What does de Valera's political odyssey, which occurred in a radically different political context, tell us about the present republican peace process? It helps, for one, to explain the latter's glacial pace, some seventeen years after the Hume-Adams talks (and ten years after Irish taoiseach [Editor’s note:Irish Prime Minister] John Bruton, in a radio interview with Cork 96FM, complained that he was sick of talking about “the fucking peace process”). Adams has clearly had the far more difficult task than de Valera. Whereas the present republican leadership has had to bring with it the political and military wings of its movement, de Valera had merely to placate the most moderate section of his political followers.
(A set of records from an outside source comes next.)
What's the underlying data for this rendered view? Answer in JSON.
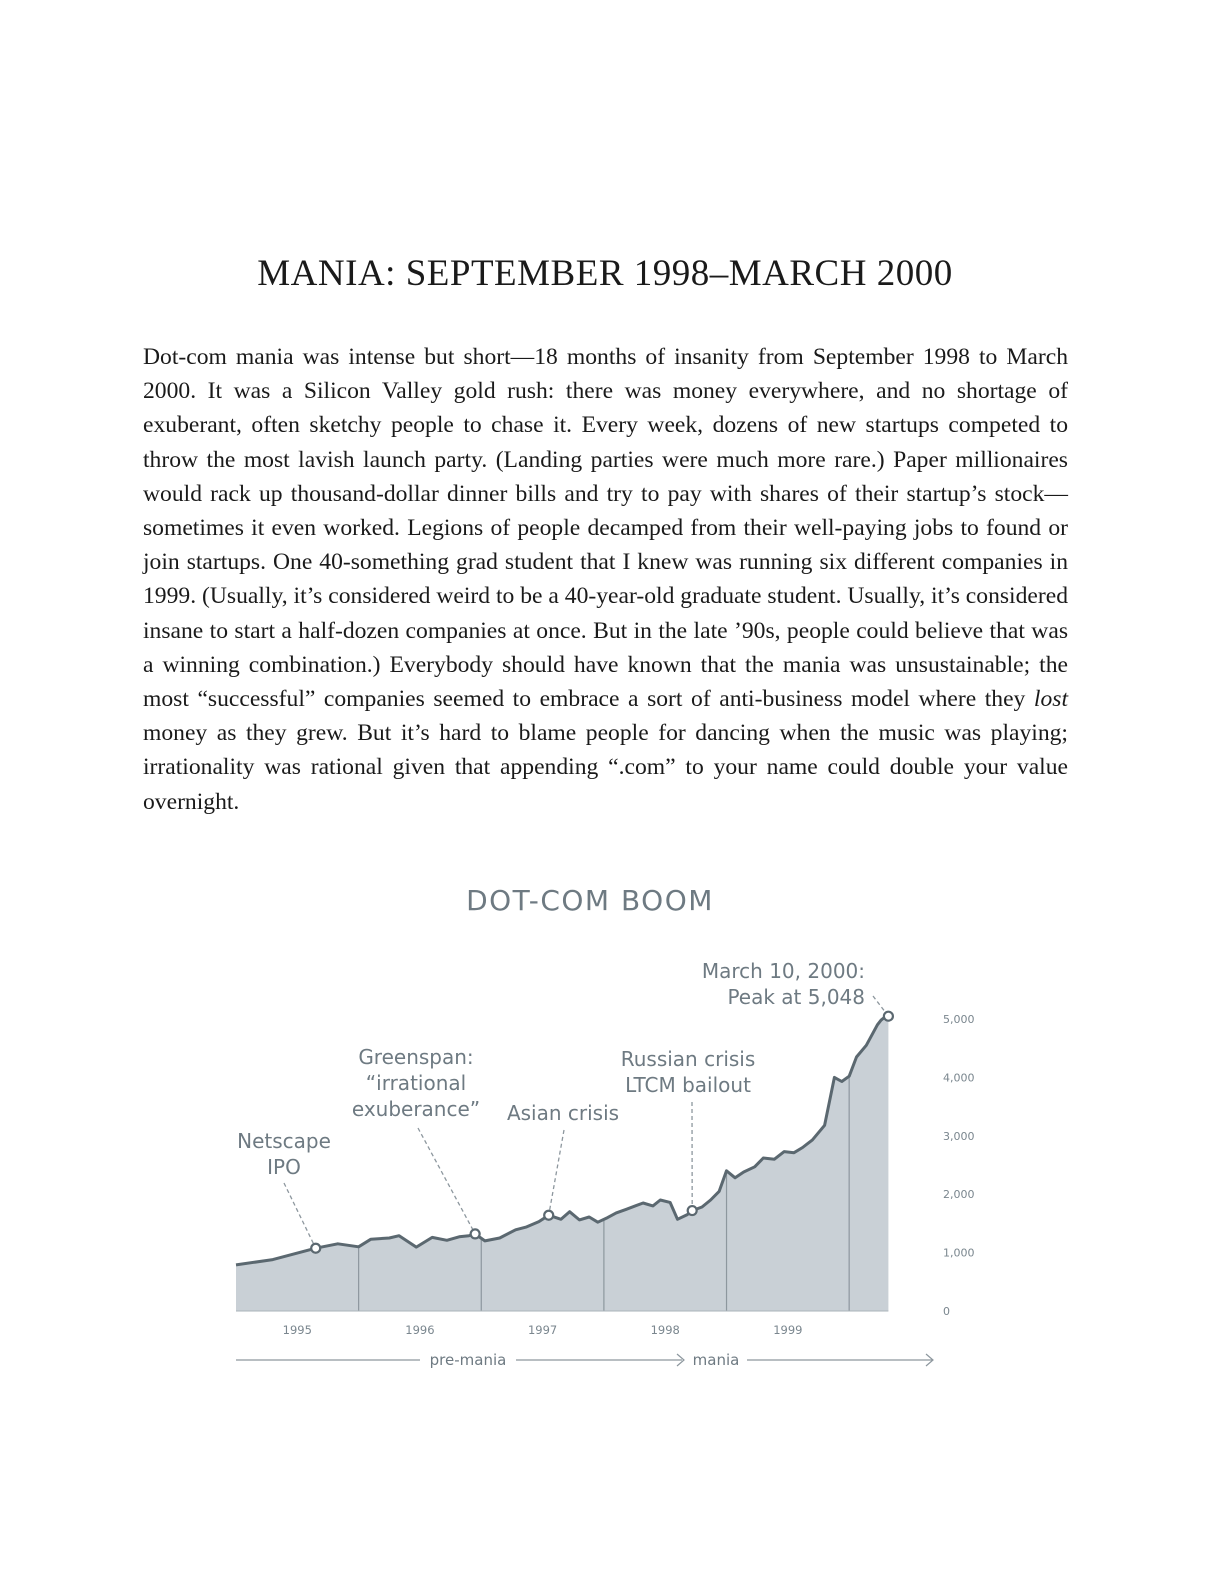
{
  "page": {
    "title": "MANIA: SEPTEMBER 1998–MARCH 2000",
    "paragraph_before_lost": "Dot-com mania was intense but short—18 months of insanity from September 1998 to March 2000. It was a Silicon Valley gold rush: there was money everywhere, and no shortage of exuberant, often sketchy people to chase it. Every week, dozens of new startups competed to throw the most lavish launch party. (Landing parties were much more rare.) Paper millionaires would rack up thousand-dollar dinner bills and try to pay with shares of their startup’s stock—sometimes it even worked. Legions of people decamped from their well-paying jobs to found or join startups. One 40-something grad student that I knew was running six different companies in 1999. (Usually, it’s considered weird to be a 40-year-old graduate student. Usually, it’s considered insane to start a half-dozen companies at once. But in the late ’90s, people could believe that was a winning combination.) Everybody should have known that the mania was unsustainable; the most “successful” companies seemed to embrace a sort of anti-business model where they ",
    "paragraph_italic": "lost",
    "paragraph_after_lost": " money as they grew. But it’s hard to blame people for dancing when the music was playing; irrationality was rational given that appending “.com” to your name could double your value overnight."
  },
  "chart_data": {
    "type": "area",
    "title": "DOT-COM BOOM",
    "xlabel": "",
    "ylabel": "",
    "x_range": [
      1994.5,
      2000.2
    ],
    "ylim": [
      0,
      5000
    ],
    "y_ticks": [
      "0",
      "1,000",
      "2,000",
      "3,000",
      "4,000",
      "5,000"
    ],
    "y_tick_values": [
      0,
      1000,
      2000,
      3000,
      4000,
      5000
    ],
    "x_tick_labels": [
      "1995",
      "1996",
      "1997",
      "1998",
      "1999"
    ],
    "x_tick_values": [
      1995,
      1996,
      1997,
      1998,
      1999
    ],
    "year_dividers": [
      1995.5,
      1996.5,
      1997.5,
      1998.5,
      1999.5
    ],
    "grid": false,
    "color": "#c9d0d6",
    "line_color": "#5b6870",
    "series": [
      {
        "x": [
          1994.5,
          1994.8,
          1995.15,
          1995.33,
          1995.5,
          1995.6,
          1995.75,
          1995.83,
          1995.97,
          1996.1,
          1996.22,
          1996.32,
          1996.4,
          1996.45,
          1996.53,
          1996.65,
          1996.78,
          1996.87,
          1996.97,
          1997.05,
          1997.15,
          1997.22,
          1997.3,
          1997.38,
          1997.45,
          1997.53,
          1997.6,
          1997.68,
          1997.82,
          1997.9,
          1997.96,
          1998.04,
          1998.1,
          1998.18,
          1998.22,
          1998.3,
          1998.37,
          1998.44,
          1998.5,
          1998.57,
          1998.64,
          1998.73,
          1998.8,
          1998.89,
          1998.97,
          1999.05,
          1999.12,
          1999.2,
          1999.3,
          1999.38,
          1999.44,
          1999.5,
          1999.56,
          1999.64,
          1999.73,
          1999.76,
          1999.8,
          1999.82
        ],
        "values": [
          790,
          880,
          1075,
          1150,
          1100,
          1230,
          1250,
          1290,
          1095,
          1260,
          1210,
          1270,
          1290,
          1320,
          1200,
          1250,
          1390,
          1440,
          1530,
          1640,
          1570,
          1700,
          1560,
          1610,
          1520,
          1600,
          1680,
          1740,
          1850,
          1800,
          1900,
          1860,
          1570,
          1650,
          1720,
          1780,
          1900,
          2050,
          2400,
          2280,
          2380,
          2470,
          2620,
          2600,
          2730,
          2710,
          2800,
          2930,
          3180,
          4000,
          3930,
          4020,
          4350,
          4550,
          4900,
          4980,
          5048,
          5060
        ]
      }
    ],
    "annotations": [
      {
        "lines": [
          "Netscape",
          "IPO"
        ],
        "x": 1995.15,
        "y": 1075
      },
      {
        "lines": [
          "Greenspan:",
          "“irrational",
          "exuberance”"
        ],
        "x": 1996.45,
        "y": 1320
      },
      {
        "lines": [
          "Asian crisis"
        ],
        "x": 1997.05,
        "y": 1640
      },
      {
        "lines": [
          "Russian crisis",
          "LTCM bailout"
        ],
        "x": 1998.22,
        "y": 1720
      },
      {
        "lines": [
          "March 10, 2000:",
          "Peak at 5,048"
        ],
        "x": 1999.82,
        "y": 5048
      }
    ],
    "phases": [
      "pre-mania",
      "mania"
    ]
  }
}
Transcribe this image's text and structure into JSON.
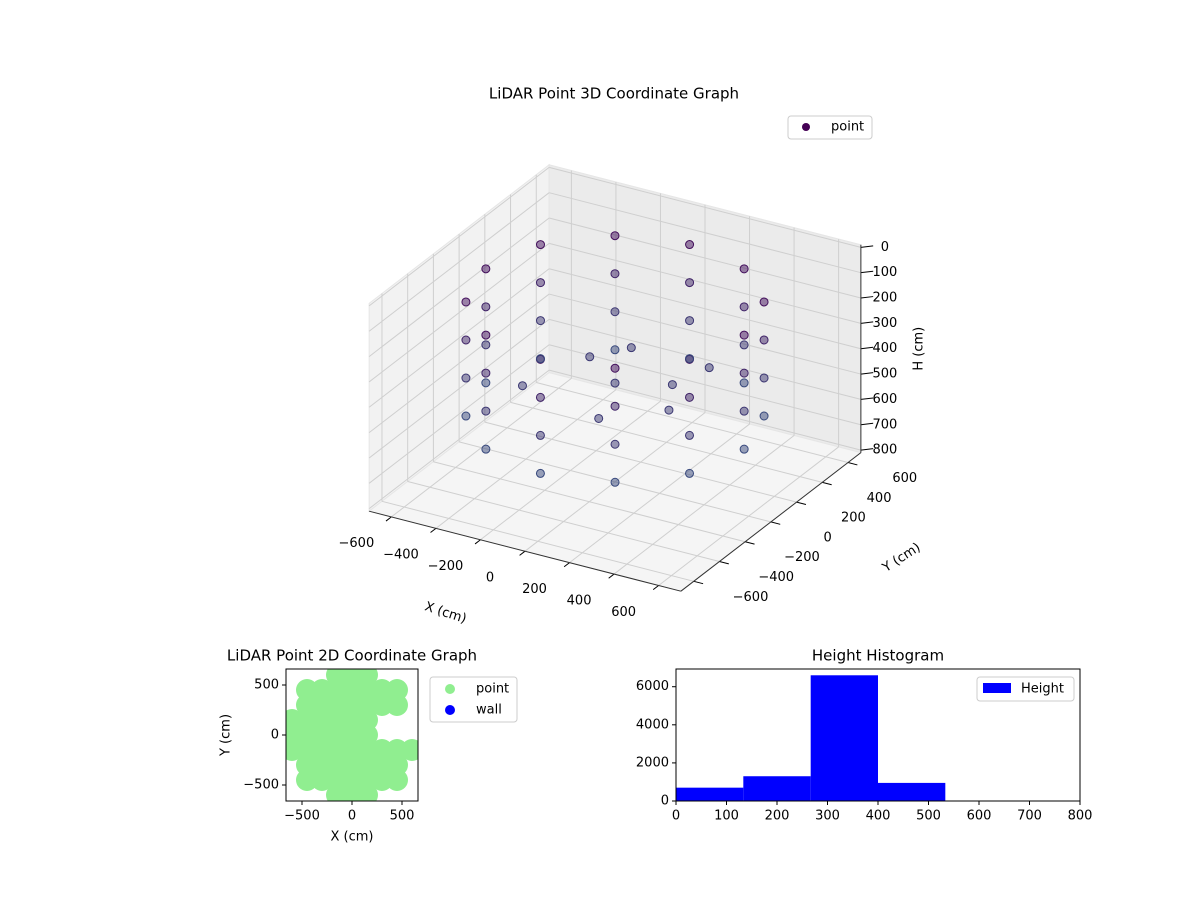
{
  "chart_data": [
    {
      "type": "scatter3d",
      "title": "LiDAR Point 3D Coordinate Graph",
      "xlabel": "X (cm)",
      "ylabel": "Y (cm)",
      "zlabel": "H (cm)",
      "xlim": [
        -700,
        700
      ],
      "ylim": [
        -700,
        700
      ],
      "zlim": [
        810,
        -10
      ],
      "xticks": [
        {
          "value": -600,
          "label": "−600"
        },
        {
          "value": -400,
          "label": "−400"
        },
        {
          "value": -200,
          "label": "−200"
        },
        0,
        200,
        400,
        600
      ],
      "yticks": [
        {
          "value": -600,
          "label": "−600"
        },
        {
          "value": -400,
          "label": "−400"
        },
        {
          "value": -200,
          "label": "−200"
        },
        0,
        200,
        400,
        600
      ],
      "zticks": [
        0,
        100,
        200,
        300,
        400,
        500,
        600,
        700,
        800
      ],
      "grid": true,
      "legend": "upper right",
      "colormap": [
        "#440154",
        "#31688e"
      ],
      "alpha": 0.5,
      "series": [
        {
          "name": "point",
          "color": "#440154",
          "x": [
            580,
            502,
            290,
            0,
            -290,
            -502,
            -580,
            -502,
            -290,
            0,
            290,
            502,
            580,
            502,
            290,
            0,
            -290,
            -502,
            -580,
            -502,
            -290,
            0,
            290,
            502,
            580,
            502,
            290,
            0,
            -290,
            -502,
            -580,
            -502,
            -290,
            0,
            290,
            502,
            580,
            502,
            290,
            0,
            -290,
            -502,
            -580,
            -502,
            -290,
            0,
            290,
            502,
            0,
            200,
            -200,
            -300,
            100,
            300,
            -100,
            250
          ],
          "y": [
            0,
            290,
            502,
            580,
            502,
            290,
            0,
            -290,
            -502,
            -580,
            -502,
            -290,
            0,
            290,
            502,
            580,
            502,
            290,
            0,
            -290,
            -502,
            -580,
            -502,
            -290,
            0,
            290,
            502,
            580,
            502,
            290,
            0,
            -290,
            -502,
            -580,
            -502,
            -290,
            0,
            290,
            502,
            580,
            502,
            290,
            0,
            -290,
            -502,
            -580,
            -502,
            -290,
            0,
            100,
            150,
            -200,
            -300,
            -100,
            300,
            300
          ],
          "h": [
            100,
            100,
            100,
            100,
            100,
            100,
            100,
            100,
            100,
            100,
            100,
            100,
            250,
            250,
            250,
            250,
            250,
            250,
            250,
            250,
            250,
            250,
            250,
            250,
            400,
            400,
            400,
            400,
            400,
            400,
            400,
            400,
            400,
            400,
            400,
            400,
            550,
            550,
            550,
            550,
            550,
            550,
            550,
            550,
            550,
            550,
            550,
            550,
            420,
            420,
            420,
            420,
            420,
            420,
            420,
            420
          ]
        }
      ]
    },
    {
      "type": "scatter",
      "title": "LiDAR Point 2D Coordinate Graph",
      "xlabel": "X (cm)",
      "ylabel": "Y (cm)",
      "xlim": [
        -660,
        660
      ],
      "ylim": [
        -660,
        660
      ],
      "xticks": [
        {
          "value": -500,
          "label": "−500"
        },
        0,
        500
      ],
      "yticks": [
        {
          "value": -500,
          "label": "−500"
        },
        0,
        500
      ],
      "legend": "outside upper right",
      "series": [
        {
          "name": "point",
          "color": "#90ee90",
          "x": [
            -600,
            -600,
            -600,
            -450,
            -450,
            -450,
            -450,
            -450,
            -450,
            -450,
            -300,
            -300,
            -300,
            -300,
            -300,
            -300,
            -300,
            -150,
            -150,
            -150,
            -150,
            -150,
            -150,
            -150,
            -150,
            -150,
            0,
            0,
            0,
            0,
            0,
            0,
            0,
            0,
            0,
            150,
            150,
            150,
            150,
            150,
            150,
            150,
            150,
            150,
            300,
            300,
            300,
            300,
            300,
            450,
            450,
            450,
            450,
            450,
            600
          ],
          "y": [
            -150,
            0,
            150,
            -450,
            -300,
            -150,
            0,
            150,
            300,
            450,
            -450,
            -300,
            -150,
            0,
            150,
            300,
            450,
            -600,
            -450,
            -300,
            -150,
            0,
            150,
            300,
            450,
            600,
            -600,
            -450,
            -300,
            -150,
            0,
            150,
            300,
            450,
            600,
            -600,
            -450,
            -300,
            -150,
            0,
            150,
            300,
            450,
            600,
            -450,
            -300,
            -150,
            300,
            450,
            -450,
            -300,
            -150,
            300,
            450,
            -150
          ]
        },
        {
          "name": "wall",
          "color": "#0000ff",
          "x": [],
          "y": []
        }
      ]
    },
    {
      "type": "histogram",
      "title": "Height Histogram",
      "bins": [
        0,
        133.3,
        266.7,
        400,
        533.3,
        666.7,
        800
      ],
      "counts": [
        700,
        1300,
        6600,
        950,
        10,
        5
      ],
      "series_name": "Height",
      "color": "#0000ff",
      "legend": "upper right",
      "xlim": [
        0,
        800
      ],
      "ylim": [
        0,
        6930
      ],
      "xticks": [
        0,
        100,
        200,
        300,
        400,
        500,
        600,
        700,
        800
      ],
      "yticks": [
        0,
        2000,
        4000,
        6000
      ]
    }
  ]
}
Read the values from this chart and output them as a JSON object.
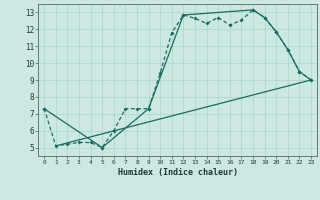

In 1925, when it became known that de Valera (who was not only leader of Sinn Féin but president of the Irish Republic which had remained in existence, at least in the minds of its adherents, since the Civil War) was contemplating entry into the Free State Dáil, the IRA severed its allegiance to de Valera's notional government, vesting the sovereign authority of the nation in the army leadership where it has remained until the present day. De Valera and the IRA parted company in one of the few important republican splits not marked by violence. Consequently, when de Valera declared his willingness to enter the Free State parliament, he had only to contend with political opposition within Sinn Féin. As it happened, a small majority of that party disagreed with his proposal, allowing him to lead his more pragmatic followers into Fianna Fáil.

What is also often overlooked by present day politicians who insist that the Provisional movement must commit to purely constitutional means before it can expect to exercise power is that it took Fianna Fáil a decade, half of it spent in government, before it decisively moved against the IRA. The murder of Kevin O'Higgins provides one example of the fraternal relationship between both organisations after the 1925 split. One of the three IRA murderers, Timothy Coughlan, was a prominent Fianna Fáil activist. When Coughlan died a year later – following a shoot-out with a police informant – one of the party's branches was even renamed in his honour. Between 1927 and 1932, Fianna Fáil's 'slightly constitutional' politicians consistently opposed the police's attempts to crack down on the IRA, rejected the legitimacy of the Free State 'junta', and took great pleasure in referring to the 'de facto government' and its 'so-called ministers' in Dáil debates. The party's election in 1932 was, in part, a result of the enthusiastic support it received from IRA activists, as well as public disquiet about the treatyite government's clumsy attempts to suppress physical force republicanism. De Valera's very first decision as president of the Free State government was to order the release of all IRA prisoners in the State, a move which was followed by the lifting of the ban on the IRA and attempts to persuade the organisation to fuses its forces within Fianna Fáil. It was not until 1936, after four years of IRA intransigence, that de Valera proscribed the IRA (predictably enough after a further series of pointless murders).